The Northern Irishman is a four-time major champion, the 2016 FedEx Cup champion and the 2012 and 2014 PGA Player of the Year. However, he hasn’t won a major since 2014. He’s played well this year — he has 11 top 10’s in just 14 events — that’s a hefty 79-percent. He currently sits third in the FedEx Cup rankings and just a month ago he cleared the field by seven shots at the RBC Canadian Open for a runway win. The Irish stars are aligned and there isn’t a better track for McIlroy.
And there will also be a lot of love for world No. 1 Brooks Koepka. His caddy Ricky Elliott, is from Portrush. “I’ve played there a lot growing up but Brooks hits the ball differently than the lines I hit it on,” Elliott said. “I’ll have to work on my yardage book for Brooks playing it but obviously a little local knowledge doesn’t hurt. Brooks has got a big following in Portrush, probably because of me, so he’ll be well supported and I think Portrush will be set up well for him.”
Koepka’s a five-time winner on the European Tour and is comfortable on a rugged links course. The American has stacked four majors since McIlroy — his best finish in The Open is a 2017 T6. No practice — no problem — four of Koepka’s six wins are majors.
The field is stacked full of talent, from veteran superstars like Tiger Woods and Phil Mickelson to young maestros such as Jon Rahm. The Spaniard is one of a number of talented players bidding to win a first ever major, along with the likes of Rickie Fowler, Xander Schauffele, Tommy Fleetwood and Patrick Cantlay. Consistent stars such as Dustin Johnson and Justin Rose could well be in the mix, while defending champion Francesco Molinari cannot be forgotten.

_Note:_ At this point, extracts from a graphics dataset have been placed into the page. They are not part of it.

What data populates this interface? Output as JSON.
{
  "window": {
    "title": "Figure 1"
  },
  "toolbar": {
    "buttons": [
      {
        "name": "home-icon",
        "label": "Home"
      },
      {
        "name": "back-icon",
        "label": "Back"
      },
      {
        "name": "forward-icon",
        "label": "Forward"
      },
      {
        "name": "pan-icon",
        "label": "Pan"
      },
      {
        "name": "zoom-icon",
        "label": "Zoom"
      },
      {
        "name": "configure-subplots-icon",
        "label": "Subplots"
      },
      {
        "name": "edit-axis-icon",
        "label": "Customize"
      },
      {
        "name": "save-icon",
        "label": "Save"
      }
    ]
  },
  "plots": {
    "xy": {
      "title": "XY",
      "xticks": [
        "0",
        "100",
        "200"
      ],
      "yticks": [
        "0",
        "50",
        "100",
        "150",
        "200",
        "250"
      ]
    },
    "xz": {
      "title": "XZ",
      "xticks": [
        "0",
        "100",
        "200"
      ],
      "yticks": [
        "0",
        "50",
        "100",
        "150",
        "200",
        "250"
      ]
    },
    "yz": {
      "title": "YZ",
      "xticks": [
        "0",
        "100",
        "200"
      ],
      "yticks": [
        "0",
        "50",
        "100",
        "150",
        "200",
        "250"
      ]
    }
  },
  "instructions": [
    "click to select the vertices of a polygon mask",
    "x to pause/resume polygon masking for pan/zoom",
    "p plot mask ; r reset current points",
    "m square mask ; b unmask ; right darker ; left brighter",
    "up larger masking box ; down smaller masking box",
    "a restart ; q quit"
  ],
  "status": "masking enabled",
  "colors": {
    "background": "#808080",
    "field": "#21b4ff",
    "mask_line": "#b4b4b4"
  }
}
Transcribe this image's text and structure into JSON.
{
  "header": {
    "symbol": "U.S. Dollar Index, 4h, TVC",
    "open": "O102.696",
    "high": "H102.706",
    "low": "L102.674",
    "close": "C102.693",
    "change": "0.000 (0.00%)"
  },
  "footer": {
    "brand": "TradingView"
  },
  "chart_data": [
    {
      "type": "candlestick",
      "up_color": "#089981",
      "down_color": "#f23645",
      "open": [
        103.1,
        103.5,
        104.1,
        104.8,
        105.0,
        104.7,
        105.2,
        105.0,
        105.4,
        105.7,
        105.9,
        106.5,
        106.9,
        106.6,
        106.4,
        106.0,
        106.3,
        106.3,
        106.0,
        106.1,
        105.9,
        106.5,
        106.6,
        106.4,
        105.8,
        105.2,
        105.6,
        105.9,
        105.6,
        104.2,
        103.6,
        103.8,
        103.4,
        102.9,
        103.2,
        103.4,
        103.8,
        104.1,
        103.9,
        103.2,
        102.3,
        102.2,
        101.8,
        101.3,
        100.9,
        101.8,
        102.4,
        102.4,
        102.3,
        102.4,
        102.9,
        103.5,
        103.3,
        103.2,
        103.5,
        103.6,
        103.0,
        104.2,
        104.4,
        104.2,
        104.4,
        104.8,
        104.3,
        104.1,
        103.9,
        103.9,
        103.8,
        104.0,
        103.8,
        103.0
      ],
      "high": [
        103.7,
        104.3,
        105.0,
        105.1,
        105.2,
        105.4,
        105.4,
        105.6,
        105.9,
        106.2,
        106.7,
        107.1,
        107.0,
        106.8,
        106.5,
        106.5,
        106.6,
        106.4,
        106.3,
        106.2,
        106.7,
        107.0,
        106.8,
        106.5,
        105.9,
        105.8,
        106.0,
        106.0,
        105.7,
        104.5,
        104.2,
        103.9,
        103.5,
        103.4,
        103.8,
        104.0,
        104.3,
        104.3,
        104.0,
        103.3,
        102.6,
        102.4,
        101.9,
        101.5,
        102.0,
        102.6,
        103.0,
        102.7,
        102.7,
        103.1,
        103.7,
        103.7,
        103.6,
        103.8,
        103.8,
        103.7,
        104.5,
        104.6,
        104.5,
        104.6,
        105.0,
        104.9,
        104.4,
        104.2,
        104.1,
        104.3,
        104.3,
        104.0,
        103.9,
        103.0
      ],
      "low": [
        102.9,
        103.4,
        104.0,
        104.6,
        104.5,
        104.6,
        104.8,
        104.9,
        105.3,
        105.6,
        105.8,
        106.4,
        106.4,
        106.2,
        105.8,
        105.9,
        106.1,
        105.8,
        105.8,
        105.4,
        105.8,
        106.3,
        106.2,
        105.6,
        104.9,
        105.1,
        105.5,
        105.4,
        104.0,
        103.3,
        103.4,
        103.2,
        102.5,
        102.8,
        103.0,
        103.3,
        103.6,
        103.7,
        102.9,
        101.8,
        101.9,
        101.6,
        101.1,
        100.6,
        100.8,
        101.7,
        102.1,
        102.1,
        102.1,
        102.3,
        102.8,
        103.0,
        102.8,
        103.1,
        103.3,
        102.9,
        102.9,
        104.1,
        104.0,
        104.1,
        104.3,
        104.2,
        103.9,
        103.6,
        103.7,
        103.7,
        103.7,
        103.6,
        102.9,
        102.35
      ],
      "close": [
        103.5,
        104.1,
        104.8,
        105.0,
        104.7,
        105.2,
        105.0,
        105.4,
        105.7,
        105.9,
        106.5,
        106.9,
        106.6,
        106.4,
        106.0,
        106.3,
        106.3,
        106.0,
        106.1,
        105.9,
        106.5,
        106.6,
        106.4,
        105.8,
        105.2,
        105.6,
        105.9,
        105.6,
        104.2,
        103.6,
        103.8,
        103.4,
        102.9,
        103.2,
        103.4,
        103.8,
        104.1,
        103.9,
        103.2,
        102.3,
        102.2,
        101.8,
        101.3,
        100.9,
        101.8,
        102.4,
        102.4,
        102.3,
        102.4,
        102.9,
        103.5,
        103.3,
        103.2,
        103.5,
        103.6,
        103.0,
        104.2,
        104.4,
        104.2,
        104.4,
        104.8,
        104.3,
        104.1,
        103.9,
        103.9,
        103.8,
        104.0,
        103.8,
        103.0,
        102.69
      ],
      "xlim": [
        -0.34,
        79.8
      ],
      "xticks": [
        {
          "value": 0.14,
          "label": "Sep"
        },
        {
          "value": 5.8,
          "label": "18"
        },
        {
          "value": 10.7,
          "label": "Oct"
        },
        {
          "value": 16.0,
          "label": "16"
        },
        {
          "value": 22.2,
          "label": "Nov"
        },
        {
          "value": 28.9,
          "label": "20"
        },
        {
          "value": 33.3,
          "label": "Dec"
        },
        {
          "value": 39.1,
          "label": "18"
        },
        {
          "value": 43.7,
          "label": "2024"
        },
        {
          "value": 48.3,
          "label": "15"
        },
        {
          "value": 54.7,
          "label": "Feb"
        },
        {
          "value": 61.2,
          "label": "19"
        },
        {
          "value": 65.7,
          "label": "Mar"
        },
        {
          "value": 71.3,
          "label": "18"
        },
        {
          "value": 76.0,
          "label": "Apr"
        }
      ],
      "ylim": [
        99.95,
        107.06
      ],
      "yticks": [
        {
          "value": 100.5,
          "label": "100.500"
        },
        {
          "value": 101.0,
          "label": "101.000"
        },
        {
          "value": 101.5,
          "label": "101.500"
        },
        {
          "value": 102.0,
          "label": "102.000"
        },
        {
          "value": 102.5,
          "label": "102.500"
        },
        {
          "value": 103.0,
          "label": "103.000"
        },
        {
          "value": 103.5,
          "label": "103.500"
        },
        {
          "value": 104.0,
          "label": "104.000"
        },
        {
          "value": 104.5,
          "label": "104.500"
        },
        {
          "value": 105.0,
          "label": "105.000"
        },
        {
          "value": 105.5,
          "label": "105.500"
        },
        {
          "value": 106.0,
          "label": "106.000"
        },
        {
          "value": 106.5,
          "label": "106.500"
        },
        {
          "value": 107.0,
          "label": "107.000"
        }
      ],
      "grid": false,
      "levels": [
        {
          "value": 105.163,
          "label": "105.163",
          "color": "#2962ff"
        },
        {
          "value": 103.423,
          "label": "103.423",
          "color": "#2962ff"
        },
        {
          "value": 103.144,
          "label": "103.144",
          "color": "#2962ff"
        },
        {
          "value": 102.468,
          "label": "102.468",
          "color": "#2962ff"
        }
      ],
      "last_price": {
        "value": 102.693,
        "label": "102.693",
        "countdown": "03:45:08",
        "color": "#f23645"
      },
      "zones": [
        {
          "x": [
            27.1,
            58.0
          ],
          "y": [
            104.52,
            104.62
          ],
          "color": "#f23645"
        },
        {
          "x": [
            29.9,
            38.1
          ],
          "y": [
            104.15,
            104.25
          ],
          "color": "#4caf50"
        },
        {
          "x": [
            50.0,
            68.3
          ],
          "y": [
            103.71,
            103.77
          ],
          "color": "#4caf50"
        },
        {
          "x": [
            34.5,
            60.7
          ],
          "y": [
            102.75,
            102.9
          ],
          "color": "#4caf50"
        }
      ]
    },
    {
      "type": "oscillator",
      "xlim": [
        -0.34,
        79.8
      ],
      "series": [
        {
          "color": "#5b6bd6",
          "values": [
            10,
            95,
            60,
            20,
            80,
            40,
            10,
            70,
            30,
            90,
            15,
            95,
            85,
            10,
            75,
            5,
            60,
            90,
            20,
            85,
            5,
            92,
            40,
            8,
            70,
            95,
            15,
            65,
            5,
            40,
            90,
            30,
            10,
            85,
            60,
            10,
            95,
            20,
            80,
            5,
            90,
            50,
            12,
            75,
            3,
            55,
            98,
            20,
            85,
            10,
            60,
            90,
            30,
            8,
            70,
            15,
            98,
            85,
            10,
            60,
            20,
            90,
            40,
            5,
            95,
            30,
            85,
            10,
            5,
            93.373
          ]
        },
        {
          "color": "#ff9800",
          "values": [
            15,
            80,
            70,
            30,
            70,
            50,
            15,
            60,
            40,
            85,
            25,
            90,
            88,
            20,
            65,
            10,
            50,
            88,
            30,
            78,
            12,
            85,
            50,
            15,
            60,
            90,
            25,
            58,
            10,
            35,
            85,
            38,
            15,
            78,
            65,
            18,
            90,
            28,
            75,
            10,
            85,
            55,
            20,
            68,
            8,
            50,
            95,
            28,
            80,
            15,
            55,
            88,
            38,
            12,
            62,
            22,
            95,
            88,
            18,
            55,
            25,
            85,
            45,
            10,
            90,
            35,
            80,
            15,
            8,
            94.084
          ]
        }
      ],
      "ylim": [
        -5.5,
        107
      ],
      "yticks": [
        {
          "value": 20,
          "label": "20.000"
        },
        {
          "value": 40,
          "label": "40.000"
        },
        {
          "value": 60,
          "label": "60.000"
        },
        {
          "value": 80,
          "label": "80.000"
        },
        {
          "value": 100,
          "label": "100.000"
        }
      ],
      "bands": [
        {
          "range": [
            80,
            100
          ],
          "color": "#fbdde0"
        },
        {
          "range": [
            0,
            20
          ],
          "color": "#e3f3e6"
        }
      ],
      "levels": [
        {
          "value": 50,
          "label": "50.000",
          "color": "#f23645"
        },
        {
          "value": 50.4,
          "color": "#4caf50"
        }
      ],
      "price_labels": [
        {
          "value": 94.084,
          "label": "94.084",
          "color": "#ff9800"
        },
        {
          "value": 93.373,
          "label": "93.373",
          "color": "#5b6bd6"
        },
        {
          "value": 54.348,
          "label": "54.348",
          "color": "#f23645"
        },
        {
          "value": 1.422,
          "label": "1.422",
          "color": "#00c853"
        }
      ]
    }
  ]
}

Holes have been extended and stretched throughout the course, with new tees designed to provide a major test. Look out for White Rocks, the par-four fifth hole that will encourage bombers to have a go, and Calamity Corner, the par-three sixteenth that backs over a chasm. “No two holes run consecutively in the same direction, always twisting and turning,” Gary McNeill, Royal Portrush Head PGA Professional, recently told the Irish Times. “Players will have to deal with different wind directions and plateaued greens. That said, there is nothing tricked up about the course, no hidden agendas. I honestly believe Royal Portrush has a blend of all the things that are great about Open Championship venues. It has the difficulty of a Carnoustie or Birkdale, the scenery of Turnberry plus the fairness of a Muirfield or Hoylake.”